Due to the fact that undiagnosed patients present with a wide variety of symptoms at different levels and specialities within the health care system, it is even more complicated to assess the number of undiagnosed patients. With a nationwide registry, the impact of undiagnosed patients on the health care system could be estimated. In addition, it could accompany patients on their way to diagnosis, pointing out structural problems in the health care system. As soon as a patient is diagnosed and agrees to data-sharing, the collected data set could be transferred to a disease-specific registry, if such a registry exists. This would help in gaining patients and data for disease-specific research questions as well as connecting different centres of expertise to work together more closely.

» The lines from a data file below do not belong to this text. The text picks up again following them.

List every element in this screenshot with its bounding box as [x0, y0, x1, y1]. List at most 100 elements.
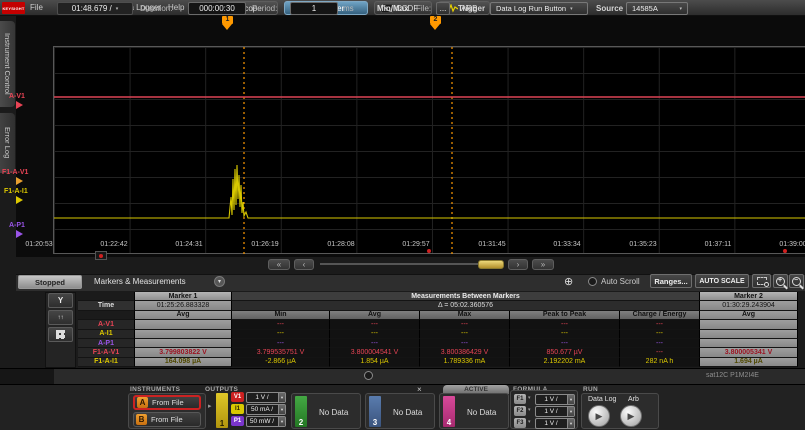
p1-scale-dropdown[interactable]: 50 mW / ▾ [246, 416, 286, 427]
marker2-header[interactable]: Marker 2 [700, 292, 798, 301]
minmax-checkbox[interactable] [364, 371, 373, 380]
f2-badge[interactable]: F2 [514, 406, 526, 416]
file-browse-button[interactable]: ... [436, 2, 450, 15]
col-header-min[interactable]: Min [232, 311, 330, 320]
arb-play-button[interactable]: ▶ [620, 405, 642, 427]
x-tick-7: 01:33:34 [544, 241, 590, 248]
channel-marker-f1-a-i1[interactable] [16, 196, 23, 204]
channel-marker-f1-a-v1[interactable] [16, 177, 23, 185]
duration-field[interactable]: 000:00:30 [188, 2, 246, 15]
scroll-last-button[interactable]: » [532, 259, 554, 270]
sidetab-error-log-label: Error Log [3, 127, 12, 158]
channel-4-panel[interactable]: 4 No Data [439, 393, 509, 429]
instrument-b-button[interactable]: B From File [133, 412, 201, 427]
sidetab-error-log[interactable]: Error Log [0, 112, 16, 174]
table-corner [78, 292, 135, 301]
source-value: 14585A [632, 4, 658, 13]
f3-scale-value: 1 V / [544, 420, 557, 427]
f3-expander[interactable]: ▾ [528, 419, 531, 425]
channel-label-a-v1: A-V1 [9, 93, 25, 100]
trigger-dropdown[interactable]: Data Log Run Button ▾ [490, 2, 588, 15]
marker-2-handle[interactable]: 2 [430, 16, 441, 30]
f1-expander[interactable]: ▾ [528, 395, 531, 401]
marker2-stat-header: Avg [700, 311, 798, 320]
bottom-panel: × ACTIVE INSTRUMENTS OUTPUTS FORMULA RUN… [0, 385, 805, 430]
i1-scale-dropdown[interactable]: 50 mA / ▾ [246, 404, 286, 415]
scroll-track[interactable] [320, 263, 478, 265]
zoom-out-button[interactable]: − [789, 274, 804, 288]
f1-scale-dropdown[interactable]: 1 V / ▾ [535, 394, 575, 405]
scroll-first-button[interactable]: « [268, 259, 290, 270]
f2-scale-dropdown[interactable]: 1 V / ▾ [535, 406, 575, 417]
trace-f1-a-i1 [54, 165, 805, 218]
channel-2-number: 2 [299, 418, 303, 427]
cell-a-p1-charge: --- [620, 339, 700, 348]
cell-a-i1-m2 [700, 330, 798, 339]
f1-badge[interactable]: F1 [514, 394, 526, 404]
ranges-button[interactable]: Ranges... [650, 274, 692, 288]
col-header-max[interactable]: Max [420, 311, 510, 320]
col-header-avg[interactable]: Avg [330, 311, 420, 320]
marker1-header[interactable]: Marker 1 [135, 292, 232, 301]
chevron-down-icon: ▾ [567, 395, 574, 404]
formula-panel: F1 ▾ 1 V / ▾ F2 ▾ 1 V / ▾ F3 ▾ 1 V / ▾ [510, 390, 578, 429]
cell-f1-a-v1-charge: --- [620, 348, 700, 357]
menu-file[interactable]: File [30, 3, 43, 12]
marker1-stat-header: Avg [135, 311, 232, 320]
play-icon: ▶ [596, 411, 603, 422]
source-dropdown[interactable]: 14585A ▾ [626, 2, 688, 15]
p1-badge[interactable]: P1 [231, 416, 244, 426]
f2-expander[interactable]: ▾ [528, 407, 531, 413]
instrument-a-button[interactable]: A From File [133, 395, 201, 410]
row-label-f1-a-v1: F1-A-V1 [78, 348, 135, 357]
f3-badge[interactable]: F3 [514, 418, 526, 428]
channel-label-f1-a-i1: F1-A-I1 [4, 188, 28, 195]
markers-measurements-dropdown[interactable]: ▾ [214, 276, 225, 287]
elapsed-time-dropdown[interactable]: 01:48.679 / ▾ [57, 2, 133, 15]
period-field[interactable]: 1 [290, 2, 338, 15]
status-stopped-button[interactable]: Stopped [18, 275, 82, 289]
channel-3-bar: 3 [369, 396, 381, 427]
channel-3-no-data: No Data [393, 408, 422, 417]
channel-2-bar: 2 [295, 396, 307, 427]
channel-3-panel[interactable]: 3 No Data [365, 393, 435, 429]
col-header-peak-to-peak[interactable]: Peak to Peak [510, 311, 620, 320]
instruments-expander[interactable]: ▸ [208, 402, 212, 410]
marker-pair-button[interactable]: ↑↑ [48, 310, 73, 325]
marker-tool-button[interactable]: Y [48, 293, 73, 308]
data-log-play-button[interactable]: ▶ [588, 405, 610, 427]
v1-scale-dropdown[interactable]: 1 V / ▾ [246, 392, 286, 403]
zoom-in-button[interactable]: + [773, 274, 788, 288]
trigger-label: Trigger [458, 4, 485, 13]
auto-scroll-checkbox[interactable] [588, 277, 597, 286]
annotation-dot-2 [783, 249, 787, 253]
x-tick-2: 01:24:31 [166, 241, 212, 248]
time-row-label: Time [78, 301, 135, 310]
zoom-region-button[interactable] [752, 274, 771, 288]
grid-view-button[interactable] [48, 327, 73, 342]
instrument-a-badge: A [137, 397, 148, 408]
chevron-down-icon: ▾ [278, 417, 285, 426]
cell-f1-a-i1-avg: 1.854 µA [330, 358, 420, 367]
f3-scale-dropdown[interactable]: 1 V / ▾ [535, 418, 575, 429]
channel-1-bar[interactable]: 1 [216, 393, 228, 428]
cell-f1-a-v1-avg: 3.800004541 V [330, 348, 420, 357]
channel-marker-a-p1[interactable] [16, 230, 23, 238]
x-tick-6: 01:31:45 [469, 241, 515, 248]
waveform-plot[interactable] [53, 46, 805, 254]
auto-scale-button[interactable]: AUTO SCALE [695, 274, 749, 288]
chevron-down-icon: ▾ [116, 6, 119, 12]
marker-1-label: 1 [222, 16, 233, 24]
col-header-charge-energy[interactable]: Charge / Energy [620, 311, 700, 320]
v1-badge[interactable]: V1 [231, 392, 244, 402]
scroll-thumb[interactable] [478, 260, 504, 269]
i1-badge[interactable]: I1 [231, 404, 244, 414]
channel-2-panel[interactable]: 2 No Data [291, 393, 361, 429]
channel-marker-a-v1[interactable] [16, 101, 23, 109]
sidetab-instrument-control-label: Instrument Control [3, 33, 12, 95]
cell-a-v1-avg: --- [330, 320, 420, 329]
scroll-prev-button[interactable]: ‹ [294, 259, 314, 270]
crosshair-icon[interactable]: ⊕ [564, 275, 573, 288]
marker-1-handle[interactable]: 1 [222, 16, 233, 30]
scroll-next-button[interactable]: › [508, 259, 528, 270]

With the help of medical informatics and big data analysis, case similarity analysis could be realized and aid as a decision-support tool probably facilitating diagnosis for some patients.
As most medical registries focus on one specific disease or group of diseases, they contain disease-specific and disease-relevant data. Patients, who are not yet diagnosed do not fit into these registry schemes. Therefore, in this paper we focus on the question on how such a registry for undiagnosed patients can be built and which information it should contain.